See also Matt Yglesias on the causes of the situation.  I think he's partially right; I also think that Steve Benen is partially right when he asserts that Republicans just don't care very much about policy (some certainly do, but I don't think he's totally off).  And see also TNC on the related subject of the relative importance of, uh, lunatics on the two party coalitions.


  1. I really hope you're right that GOP head honchos will be smart enough to realize that a Palin nomination would be embarrassing for the party at best and disastrous for the country at worst.

    But then I wonder... what if Palin decides to run, raises a ton of money through small donations next year without a lot of help from the national party, and builds formidable leads in primary polls. (This is not an unlikely scenario.)

    What could party leaders possibly do to stop her momentum?

    And who would those party leaders be?

    (If Palin is in a strong position in January 2012, wouldn't she be the de facto head of the party?)

  2. Jonathan,
    aren't you missing a McArdle link? I'm curious.

  3. Linked fixed -- thanks.

    As far as what party leaders could do to derail Palin, I'm including people such as Rush and Hannity and the rest among the party leaders. If they, and prominent pols, speak up against her (or even just for someone else) she would rapidly find herself with very little support. As it is, don't confuse the enthusiasm for her now with clear support for her as a presidential candidate, especially against other Republicans.

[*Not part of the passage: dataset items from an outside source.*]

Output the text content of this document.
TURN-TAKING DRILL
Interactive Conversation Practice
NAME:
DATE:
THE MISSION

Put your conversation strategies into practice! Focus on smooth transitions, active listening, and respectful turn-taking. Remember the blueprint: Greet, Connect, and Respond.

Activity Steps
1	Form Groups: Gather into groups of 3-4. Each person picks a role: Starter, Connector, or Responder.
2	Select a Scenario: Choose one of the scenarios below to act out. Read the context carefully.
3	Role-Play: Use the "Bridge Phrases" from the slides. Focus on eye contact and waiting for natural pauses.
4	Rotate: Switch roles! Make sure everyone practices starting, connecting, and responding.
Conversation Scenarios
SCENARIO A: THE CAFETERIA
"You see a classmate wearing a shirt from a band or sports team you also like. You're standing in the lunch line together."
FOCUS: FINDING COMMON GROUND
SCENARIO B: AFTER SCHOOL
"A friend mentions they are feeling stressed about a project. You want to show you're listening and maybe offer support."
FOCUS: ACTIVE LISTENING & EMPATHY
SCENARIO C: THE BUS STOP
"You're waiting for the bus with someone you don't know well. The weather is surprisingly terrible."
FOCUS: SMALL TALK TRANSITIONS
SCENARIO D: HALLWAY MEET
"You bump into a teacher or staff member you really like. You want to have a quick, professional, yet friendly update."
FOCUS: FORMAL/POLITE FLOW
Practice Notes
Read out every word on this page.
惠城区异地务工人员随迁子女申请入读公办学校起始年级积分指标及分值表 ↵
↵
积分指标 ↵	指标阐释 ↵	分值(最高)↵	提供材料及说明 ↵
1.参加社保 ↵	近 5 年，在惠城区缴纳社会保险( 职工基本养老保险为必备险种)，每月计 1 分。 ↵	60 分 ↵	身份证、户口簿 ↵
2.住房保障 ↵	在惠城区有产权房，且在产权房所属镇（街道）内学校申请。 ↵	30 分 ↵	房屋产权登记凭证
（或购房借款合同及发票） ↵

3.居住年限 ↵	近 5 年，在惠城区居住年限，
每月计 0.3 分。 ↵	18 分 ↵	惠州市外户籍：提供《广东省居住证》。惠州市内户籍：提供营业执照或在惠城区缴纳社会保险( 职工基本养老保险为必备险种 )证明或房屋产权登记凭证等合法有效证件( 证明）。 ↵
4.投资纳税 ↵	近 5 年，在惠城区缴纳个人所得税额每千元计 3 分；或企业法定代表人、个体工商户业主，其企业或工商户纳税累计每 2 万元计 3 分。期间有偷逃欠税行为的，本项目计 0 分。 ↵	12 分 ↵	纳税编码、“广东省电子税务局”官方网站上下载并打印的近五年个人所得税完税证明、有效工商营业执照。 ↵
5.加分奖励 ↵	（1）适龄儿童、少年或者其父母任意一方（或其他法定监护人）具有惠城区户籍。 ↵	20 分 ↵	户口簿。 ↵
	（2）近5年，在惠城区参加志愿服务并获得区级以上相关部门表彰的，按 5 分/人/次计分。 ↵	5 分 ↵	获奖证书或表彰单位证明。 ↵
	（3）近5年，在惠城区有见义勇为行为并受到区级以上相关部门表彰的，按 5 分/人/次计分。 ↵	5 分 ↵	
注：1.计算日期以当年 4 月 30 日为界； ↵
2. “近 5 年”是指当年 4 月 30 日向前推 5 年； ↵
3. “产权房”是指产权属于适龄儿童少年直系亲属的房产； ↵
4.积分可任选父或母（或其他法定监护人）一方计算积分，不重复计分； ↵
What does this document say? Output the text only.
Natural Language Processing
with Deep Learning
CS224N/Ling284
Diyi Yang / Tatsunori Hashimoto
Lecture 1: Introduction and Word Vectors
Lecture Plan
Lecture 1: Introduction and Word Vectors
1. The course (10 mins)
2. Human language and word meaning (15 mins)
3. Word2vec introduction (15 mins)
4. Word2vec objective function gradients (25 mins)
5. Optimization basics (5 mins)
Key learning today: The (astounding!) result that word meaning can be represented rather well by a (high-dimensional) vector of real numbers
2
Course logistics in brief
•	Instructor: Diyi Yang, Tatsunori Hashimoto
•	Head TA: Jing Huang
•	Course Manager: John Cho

    BTW, I have no idea and I don't think anyone else does either, but lately I'm thinking that it's somewhat less likely that she'll be running in 2012. But of course that's just a guess, and not a solid one at that.

  4. A point Jonathan has made many times before, but worth re-stating:

    Rush & Hannity (& Fox) win financially if Palin is nominated and then loses.

    A situation where party leaders' incentives are not clearly aligned with winning elections? Not a stable equilibrium.

  5. Any way we can access your article on elites selecting the 2004 Democratic nominee without a subscription?

  6. How about she runs, but as a 3rd party candidate. That could really throw the election a wicked monkey wrench Ross Perot style.

  7. alternately, it could very well prove to be the perfect storm for canny Republican leadership and
    "conservative" "entertainers" - what better puppet could they ask for. with little real experience or even a modicum of governing capacity, a Palin presidency would rely almost completely on the men behind the curtain.

  8. ^The truly crazy thing about Palin is that she really does "go rogue," in that she has ended up burning every single handler who has ever enabled her. So it's entirely possible that she wouldn't listen to the Cheneys of the world, but believe that her purely uninformed decisions are correct.

    Which brings me to what I see as a truly fascinating (and frightening) situation, for which I'm curious to have other's opinions about.

    Here it goes: Imagine you've got a President Palin. For whatever reason it actually happened. And then you have another 9/11-type situation, thousands (or more) of Americans killed, except this time it's terrorists from Pakistan. It doesn't really matter where they're from, but stay with me. And President Palin, being wholly uninformed yet confident in all decisions (possibly because she believes she's channeling Jesus' will), orders a nuclear strike on Pakistan (or Afghanistan, or Sudan, or wherever).

    Every handler with actual strategic experience or foresight tells her it's a terrible idea of historic proportions, but she's Sarah Palin -- she's going rogue, aka she's the decider. And she wants us to nuke Pakistan.

    Am I wrong in thinking that, as President, she would actually have the authority to drop the bomb? That as the head of the military, any underling who refused to push the button would be derelict in their duty and thus relieved of it. And thus, President Palin could literally start World War III on some kind of whim.

    Thoughts? It's not entirely impossible, is it?

  9. Aside from Palin's general incompetence, I am most worried about her apocalyptic, end-of-days worldview as a means to bringing about the next coming of Christ.